Wykonanie bawełnianej maseczki zajmuje od pięciu do dziesięciu minut, w zależności od tego, kto jakie ma doświadczenie krawieckie - śmieje się nasza rozmówczyni. Materiały mamy od darczyńców
Każda z maseczek na specjalny otwór i tam wkładany jest specjalny filtr, dzięki któremu może dłużej być używana - wyjaśnia krawcowa.
Najpierw maseczki, zostaną poddane dezynfekcji w pralni, a dopiero potem będą sterylizowane - tłumaczy Ilona Lesiak - Oddziałowa Oddziału Noworodkowego.

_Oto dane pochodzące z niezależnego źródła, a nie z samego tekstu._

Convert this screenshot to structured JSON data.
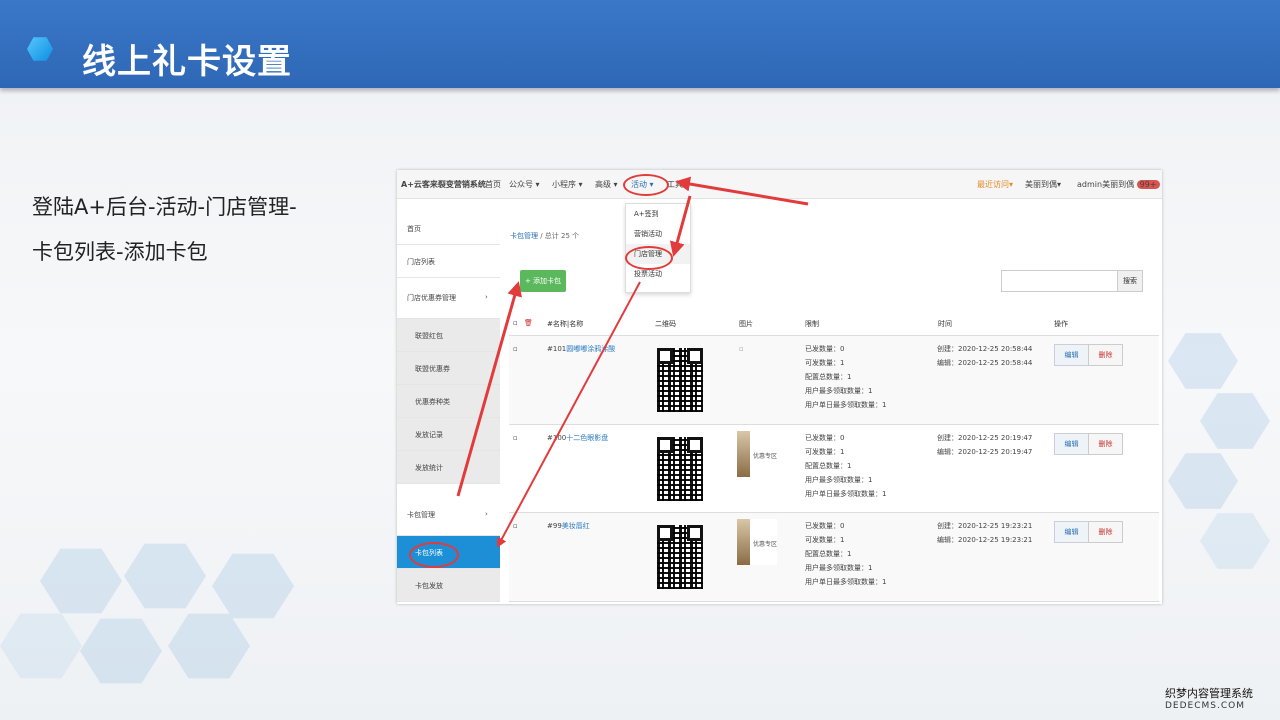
{
  "slide": {
    "title": "线上礼卡设置",
    "instruction_lines": [
      "登陆A+后台-活动-门店管理-",
      "卡包列表-添加卡包"
    ]
  },
  "app": {
    "brand": "A+云客来裂变营销系统",
    "nav": [
      "首页",
      "公众号 ▾",
      "小程序 ▾",
      "高级 ▾",
      "活动 ▾",
      "工具"
    ],
    "right": {
      "recent": "最近访问▾",
      "store": "美丽到偶▾",
      "user": "admin美丽到偶",
      "badge": "99+"
    },
    "dropdown": [
      "A+签到",
      "营销活动",
      "门店管理",
      "投票活动"
    ],
    "sidebar": [
      {
        "label": "首页",
        "icon": "home-icon"
      },
      {
        "label": "门店列表",
        "icon": "home-icon"
      },
      {
        "label": "门店优惠券管理",
        "icon": "image-icon"
      },
      {
        "label": "联盟红包",
        "icon": "list-icon"
      },
      {
        "label": "联盟优惠券",
        "icon": "list-icon"
      },
      {
        "label": "优惠券种类",
        "icon": "list-icon"
      },
      {
        "label": "发放记录",
        "icon": "list-icon"
      },
      {
        "label": "发放统计",
        "icon": "chart-icon"
      },
      {
        "label": "卡包管理",
        "icon": "list-icon"
      },
      {
        "label": "卡包列表",
        "icon": "list-icon"
      },
      {
        "label": "卡包发放",
        "icon": "list-icon"
      }
    ],
    "breadcrumb": {
      "link": "卡包管理",
      "rest": " / 总计 25 个"
    },
    "add_button": "+ 添加卡包",
    "search_button": "搜索",
    "columns": [
      "#名称|名称",
      "二维码",
      "图片",
      "限制",
      "时间",
      "操作"
    ],
    "rows": [
      {
        "id": "#101",
        "name": "圆嘟嘟涂鸦涂酸",
        "limits": [
          "已发数量：0",
          "可发数量：1",
          "配置总数量：1",
          "用户最多领取数量：1",
          "用户单日最多领取数量：1"
        ],
        "created": "创建：2020-12-25 20:58:44",
        "edited": "编辑：2020-12-25 20:58:44",
        "image_text": ""
      },
      {
        "id": "#100",
        "name": "十二色眼影盘",
        "limits": [
          "已发数量：0",
          "可发数量：1",
          "配置总数量：1",
          "用户最多领取数量：1",
          "用户单日最多领取数量：1"
        ],
        "created": "创建：2020-12-25 20:19:47",
        "edited": "编辑：2020-12-25 20:19:47",
        "image_text": "优惠专区"
      },
      {
        "id": "#99",
        "name": "美妆唇红",
        "limits": [
          "已发数量：0",
          "可发数量：1",
          "配置总数量：1",
          "用户最多领取数量：1",
          "用户单日最多领取数量：1"
        ],
        "created": "创建：2020-12-25 19:23:21",
        "edited": "编辑：2020-12-25 19:23:21",
        "image_text": "优惠专区"
      }
    ],
    "edit_label": "编辑",
    "delete_label": "删除"
  },
  "watermark": {
    "line1": "织梦内容管理系统",
    "line2": "DEDECMS.COM"
  },
  "colors": {
    "header": "#2e67b6",
    "accent_blue": "#1c8fd6",
    "add_green": "#5cb85c",
    "annotation_red": "#e23b3b"
  }
}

Nasza Pielęgniarka Epidemiologiczna podejmie decyzję na które oddziały zostaną one rozdysponowane - dodaje. - Te maseczki na pewno się przydadzą, ponieważ brakuje środków ochrony osobistej, brakuje całej „jednorazówki”. Wiemy, że panie kupiły też filtry hepa - oczywiście zdajemy sobie sprawę, że nie są to materiały ochronne certyfikowane, ale robimy wszystko, by zabezpieczyć tych, którzy są na pierwszej linii frontu czyli izbę przyjęć i zespoły ratownictwa - oni muszą mieć maseczki jednorazowe. Dla nas lepsze takie maseczki, niż żadne. Każda jest cenna - dodaje pielęgniarka.
- Dziękujemy za te maseczki - nasi pracownicy mogą poczuć się choć trochę bezpieczniejsi i spokojniejsi. Doceniają też tę pomoc płynącą z zewnątrz - mówił dyrektor żywieckiego szpitala - Antoni Juraszek, kiedy w jego gabinecie wylądowały setki kolorowych bawełnianych maseczek.
Kolejne pięćset maseczek powinno dotrzeć do żywieckiego szpitala jeszcze w tym tygodniu.